In true sell side fashion, the note concludes with a range of price targets between $190 and $1200.
The company was separately downgraded to Neutral from Buy at Goldman Sachs last night after the stock shot past their price target. Goldman said they remained positive on Tesla but that recent price cuts and production challenges with the Model Y could cloud the company’s near term outlook, despite issuing the downgrade in a broader note about its auto industry sales forecast, which has improved:
In conjunction with our global auto team, we are raising our outlook for auto sales in 2020 and roughly maintaining our 2021/2022 estimates, which are above IHS. We now expect global auto sales for 2020 to be -14.5% yoy (from -17% prior) and we expect 2021 to be +8.5% yoy (from +13% yoy but still at a similar absolute level). The increase in 2020 is driven by changes in our US and Europe forecasts, and in 2021 we now have a higher outlook for Europe that is generally offset by a weaker emerging markets forecast.
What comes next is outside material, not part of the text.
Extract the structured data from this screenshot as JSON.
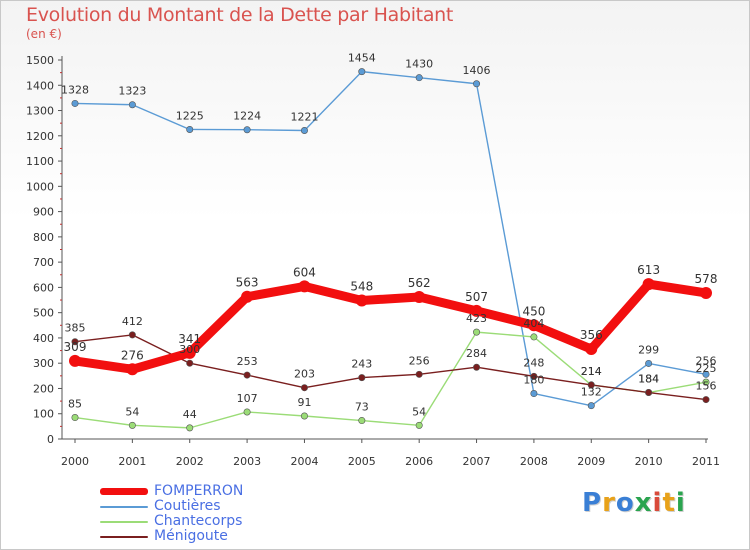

Goldman also cited valuation for its reasons to downgrade Tesla: “While Tesla has long been an expensive stock, and we recognize that valuation has expanded for the entire market, we believe that there is a higher bar for Tesla’s fundamentals than other stocks that may have challenging near-term results given Tesla’s premium absolute multiple along with the historical volatility of Tesla shares.”
Goldman was surprised by the company’s price cuts: “Tesla recently cut pricing on several models (which we hadn’t anticipated occurring outside of the China market and consider to be a modest negative).”
At the same time, Goldman upgraded GM, who it said was “well positioned” for the U.S. pickup truck market and China’s recovering auto market.